La tribuna popular de la calle Luna y las plateas Alcorta y Miravé, sectores que ocuparon los simpatizantes de Huracán, fue un torbellino de emociones. Los registros indican que el club tiene 26 mil socios y eran los únicos habilitados para decir presente, según las disposiciones de los organismos de seguridad. Nadie sabe cuántos eran, sí que en los pasajes donde la mano venía torcida, es decir hasta ese minuto final, el tercer minuto de descuento, se enfocaron en descargar su bronca y fastidio contra el flojo desempeño del árbitro Rapallini; parecieron muchísimos más que la cifra que podía acudir al Palacio cuando Ábila provocó el milagro en la última bola que surcó el cielo; paradoja del destino, frente al único sector de la cancha en donde no había hinchas del Globo. El éxtasis y las lágrimas invadió a todos, fue un abrazo multitudinario el que se dieron los jugadores y el pueblo quemero.
Y fue justo y merecido, porque sin un patrón de juego consolidado y resentido por las ausencias -futbolísticamente extraña horrores a Toranzo, uno de los que peor parte se llevó del accidente, junto con Mendoza y el capitán Nervo-, Huracán entendió que debía entregarse hasta el último instante.

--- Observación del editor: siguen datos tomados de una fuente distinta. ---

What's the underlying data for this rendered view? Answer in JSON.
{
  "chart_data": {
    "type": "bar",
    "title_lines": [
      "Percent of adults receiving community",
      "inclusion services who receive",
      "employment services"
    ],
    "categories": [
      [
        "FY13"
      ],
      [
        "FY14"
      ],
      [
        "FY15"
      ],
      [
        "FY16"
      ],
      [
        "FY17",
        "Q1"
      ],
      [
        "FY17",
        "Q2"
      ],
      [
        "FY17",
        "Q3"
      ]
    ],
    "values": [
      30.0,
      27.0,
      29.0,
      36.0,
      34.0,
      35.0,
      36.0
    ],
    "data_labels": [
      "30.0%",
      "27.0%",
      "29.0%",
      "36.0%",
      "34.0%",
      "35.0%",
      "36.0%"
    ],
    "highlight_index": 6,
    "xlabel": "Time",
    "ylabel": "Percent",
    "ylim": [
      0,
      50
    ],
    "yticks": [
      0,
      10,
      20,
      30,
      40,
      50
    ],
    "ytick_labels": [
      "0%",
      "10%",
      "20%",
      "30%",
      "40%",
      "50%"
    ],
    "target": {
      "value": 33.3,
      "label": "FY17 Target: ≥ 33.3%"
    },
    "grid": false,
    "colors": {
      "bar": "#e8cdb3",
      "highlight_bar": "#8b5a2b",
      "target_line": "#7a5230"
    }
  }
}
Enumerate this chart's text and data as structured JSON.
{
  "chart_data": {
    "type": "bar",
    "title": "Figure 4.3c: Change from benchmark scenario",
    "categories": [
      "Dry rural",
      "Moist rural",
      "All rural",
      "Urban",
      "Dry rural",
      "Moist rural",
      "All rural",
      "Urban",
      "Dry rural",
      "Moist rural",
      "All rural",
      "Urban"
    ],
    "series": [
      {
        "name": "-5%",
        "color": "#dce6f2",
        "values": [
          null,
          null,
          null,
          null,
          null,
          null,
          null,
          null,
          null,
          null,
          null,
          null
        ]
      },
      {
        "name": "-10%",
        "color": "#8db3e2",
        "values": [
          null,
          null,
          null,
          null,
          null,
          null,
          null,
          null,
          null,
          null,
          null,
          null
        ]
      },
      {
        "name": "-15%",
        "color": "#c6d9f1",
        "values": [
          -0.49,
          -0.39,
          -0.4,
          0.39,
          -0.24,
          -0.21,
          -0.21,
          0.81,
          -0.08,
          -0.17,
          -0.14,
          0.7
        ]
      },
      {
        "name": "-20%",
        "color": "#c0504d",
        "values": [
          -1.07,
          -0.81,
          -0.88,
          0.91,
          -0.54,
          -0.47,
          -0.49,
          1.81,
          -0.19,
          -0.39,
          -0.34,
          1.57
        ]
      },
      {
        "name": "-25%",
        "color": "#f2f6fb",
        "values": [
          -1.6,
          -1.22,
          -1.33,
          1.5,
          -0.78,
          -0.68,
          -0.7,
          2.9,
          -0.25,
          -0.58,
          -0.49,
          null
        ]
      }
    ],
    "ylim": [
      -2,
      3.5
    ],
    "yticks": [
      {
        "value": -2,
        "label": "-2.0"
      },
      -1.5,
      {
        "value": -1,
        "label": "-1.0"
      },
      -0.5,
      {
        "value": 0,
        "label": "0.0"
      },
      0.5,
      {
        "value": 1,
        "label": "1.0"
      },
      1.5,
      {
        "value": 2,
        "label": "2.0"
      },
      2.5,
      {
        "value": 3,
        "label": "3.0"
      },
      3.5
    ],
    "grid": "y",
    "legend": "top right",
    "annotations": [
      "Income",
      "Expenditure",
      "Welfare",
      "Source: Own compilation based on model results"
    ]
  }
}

Lo hizo su técnico, con modificaciones de corte ofensivo. Esos movimientos provocaron huecos, espacios para que San Lorenzo, que solamente estuvo fino en la acción colectiva que rubricó Belluschi, entrando por el centro del área, sellara un triunfo cómodo, pero el Ciclón desperdició un par de contraataques -el más claro uno que condujo Blanco- y no mostró temple para ir adormeciendo el desarrollo en el trayecto final. La salida de Ortigoza, el titiritero y jugador más pensante, fue determinante para generar el adelantamiento del rival.
Todas las variantes que ensayó el Ciclón fueron ineficaces, tanto los cambio de nombres como de dibujo táctico. En contrapartida, los reposicionamientos que dispuso el Globo le permitieron celebrar un empate agónico, sentirse nuevamente pleno y borrarle la sonrisa a su eterno rival.